I remember what seemed to be my last moments of weakness. That does not mean I am not weak and that I do not have moments of weakness now, it simply means I do not or in some sense will not, allow those moments to do their work in my life.
The circumstances were fairly basic. I had been pastoring a church in Sacramento for a little over a year. One day, I came home to find my wife and son had left me. No note, no message, just gone. The months that followed ultimately resulted in our divorce. No one was going to do that to me and get away with it. The church I was ministering to voted unanimously to keep me on and help me through this time. But I refused. I was hurt, humiliated, and basically mad. Mad at God and wanted nothing to do with life as a minister. So I resigned.
A few months after that, there was little doubt that I was sinking fast. I knew if I did not do something, I would drown. So I went to the seminary I was attending to re-enroll – to place myself in what I thought was a safe and nurturing environment. They refused, saying I must wait a year and demonstrate contrition and remorse. It was like a kick in the stomach. The knot at the end of my rope had been untied and fell hopelessly into nothingness.
Once I gained my composure, I decided I would not let anyone do that to me again. So I pursued what I called my “Clint Eastwood” life. A “dirty Harry” mentality that built walls all around my heart. A life that would not let anyone in and I pulled out my 44 magnum, “The most powerful handgun in the world…”, anytime anyone tried. My motto was his motto, “Go ahead punk, make my day!”
May I say now, with great shame, I left plenty of dead bodies in my wake. I refused to be weak or show weakness. I resisted vulnerability and dependency on God. I was going to be my own man! A man’s man!
How foolish. Nevertheless, there are still remnants of that persona that haunt me today. It is often difficult for me to identify with Paul’s words, “For when I am weak, then I am strong.” I prefer to be strong and made stronger. Again I say, “How foolish!”
I am hesitant to say all of this may be my “throne in the flesh.” However it may be exactly that.
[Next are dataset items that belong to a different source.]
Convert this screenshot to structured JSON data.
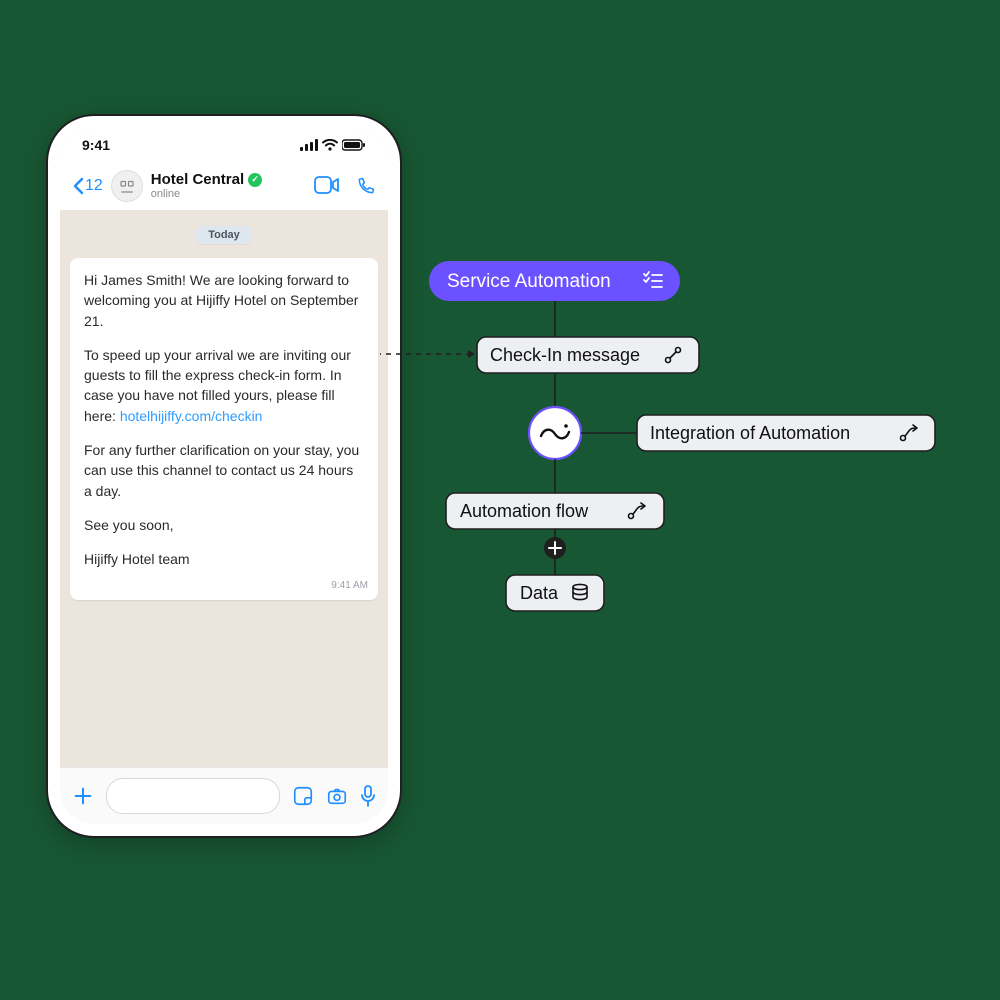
{
  "statusbar": {
    "time": "9:41"
  },
  "header": {
    "back_badge": "12",
    "contact_name": "Hotel Central",
    "presence": "online"
  },
  "chat": {
    "date_chip": "Today",
    "timestamp": "9:41 AM",
    "msg": {
      "p1": "Hi James Smith! We are looking forward to welcoming you at Hijiffy Hotel on September 21.",
      "p2a": "To speed up your arrival we are inviting our guests to fill the express check-in form. In case you have not filled yours, please fill here: ",
      "link": "hotelhijiffy.com/checkin",
      "p3": "For any further clarification on your stay, you can use this channel to contact us 24 hours a day.",
      "p4": "See you soon,",
      "p5": "Hijiffy Hotel team"
    }
  },
  "flow": {
    "service_automation": "Service Automation",
    "check_in": "Check-In message",
    "integration": "Integration of Automation",
    "automation_flow": "Automation flow",
    "data": "Data"
  }
}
Satan uses it to slap me around and shove it in my face saying, “What a pitiful Christian you are.” Indeed, he may be right. But I have one who lives inside of me that is greater than he. One that will pour out his grace and help me to be transformed in my mind and heart, to be conformed to his image – not “dirty Harry’s.”
Father Spirit, continue to do a work in me that only you can do. Let me learn that weakness – weakness in Christ, provides true strength for living.